© Reuters. FILE PHOTO: US Treasury Secretary Janet Yellen speaks during her bilateral meeting with British Chancellor of the Exchequer Jeremy Hunt on the sidelines of the G20 finance ministers meeting outside Bangalore, India, on February 24, 2023. REUTERS/S
By David Lawder
BENGALURU (Reuters) – U.S. Treasury Secretary Janet Yellen said on Saturday she was willing to negotiate with Republicans in Congress over the Biden administration’s budget proposal due to be released next month, but was not as a condition for raising the debt ceiling.
Yellen told Reuters in an interview that Biden’s fiscal 2024 budget would contain “substantial deficit reduction over the next decade.”

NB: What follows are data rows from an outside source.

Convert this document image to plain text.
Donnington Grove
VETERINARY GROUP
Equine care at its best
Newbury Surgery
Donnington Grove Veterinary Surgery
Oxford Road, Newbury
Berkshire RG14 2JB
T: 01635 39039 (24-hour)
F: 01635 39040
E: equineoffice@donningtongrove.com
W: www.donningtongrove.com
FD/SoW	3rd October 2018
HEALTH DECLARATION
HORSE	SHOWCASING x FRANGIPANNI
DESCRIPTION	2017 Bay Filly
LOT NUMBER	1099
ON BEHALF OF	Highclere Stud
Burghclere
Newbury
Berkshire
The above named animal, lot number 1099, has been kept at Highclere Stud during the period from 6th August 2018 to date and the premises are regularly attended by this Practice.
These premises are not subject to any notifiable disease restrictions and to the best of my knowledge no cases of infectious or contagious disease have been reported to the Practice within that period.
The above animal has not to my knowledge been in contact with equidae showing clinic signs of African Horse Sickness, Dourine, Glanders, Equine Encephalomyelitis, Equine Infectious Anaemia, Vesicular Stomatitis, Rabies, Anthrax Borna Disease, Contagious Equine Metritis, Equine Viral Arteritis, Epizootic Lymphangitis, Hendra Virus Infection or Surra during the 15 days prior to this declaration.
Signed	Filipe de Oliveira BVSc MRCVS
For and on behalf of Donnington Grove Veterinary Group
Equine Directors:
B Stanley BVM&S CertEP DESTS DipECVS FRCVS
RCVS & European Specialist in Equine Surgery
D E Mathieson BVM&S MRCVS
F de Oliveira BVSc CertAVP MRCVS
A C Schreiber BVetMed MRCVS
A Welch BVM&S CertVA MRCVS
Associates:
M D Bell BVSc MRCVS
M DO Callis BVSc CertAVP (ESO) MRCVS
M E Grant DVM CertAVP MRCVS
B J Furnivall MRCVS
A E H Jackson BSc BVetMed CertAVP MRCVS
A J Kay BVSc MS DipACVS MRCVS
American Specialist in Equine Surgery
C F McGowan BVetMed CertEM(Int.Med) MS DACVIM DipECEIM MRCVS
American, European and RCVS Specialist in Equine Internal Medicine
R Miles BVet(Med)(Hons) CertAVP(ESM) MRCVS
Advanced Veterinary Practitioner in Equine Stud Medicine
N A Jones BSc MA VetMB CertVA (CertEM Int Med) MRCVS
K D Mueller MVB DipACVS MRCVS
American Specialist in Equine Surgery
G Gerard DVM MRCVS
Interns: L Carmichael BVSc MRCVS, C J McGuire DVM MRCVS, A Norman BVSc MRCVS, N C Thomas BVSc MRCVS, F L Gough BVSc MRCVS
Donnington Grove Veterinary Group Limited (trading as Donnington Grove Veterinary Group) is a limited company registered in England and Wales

“And we are going to show how we are going to achieve that,” he said on the sidelines of a meeting of G20 finance leaders. “Republicans need to put a plan on the table, and a negotiation or discussion on that is certainly possible, but it cannot be a condition or precondition for raising the debt ceiling.”
Republicans, who have a slim majority in the House of Representatives, have demanded that President Joe Biden agree to spending cuts in exchange for raising the debt ceiling.
Yellen said the United States “can’t negotiate whether or not we’re going to pay our bills. It’s just a fundamental responsibility that a government has.”
Yellen said tax receipts collected around the April 15 filing deadline could allow for some adjustments to the department’s estimate of when it will no longer be able to pay all government bills without an increase in the debt limit to $31, 4 trillion.
The Treasury has yet to change its early June estimate for that time period, made last month, although the Congressional Budget Office has estimated that Treasury’s extraordinary cash and borrowing measures could last until September.
“Tax receipts will be informative as to when the probable X date is,” he said, referring to a common Washington term for a possible date of default. “We felt comfortable and told Congress that we could at least get there by early June.”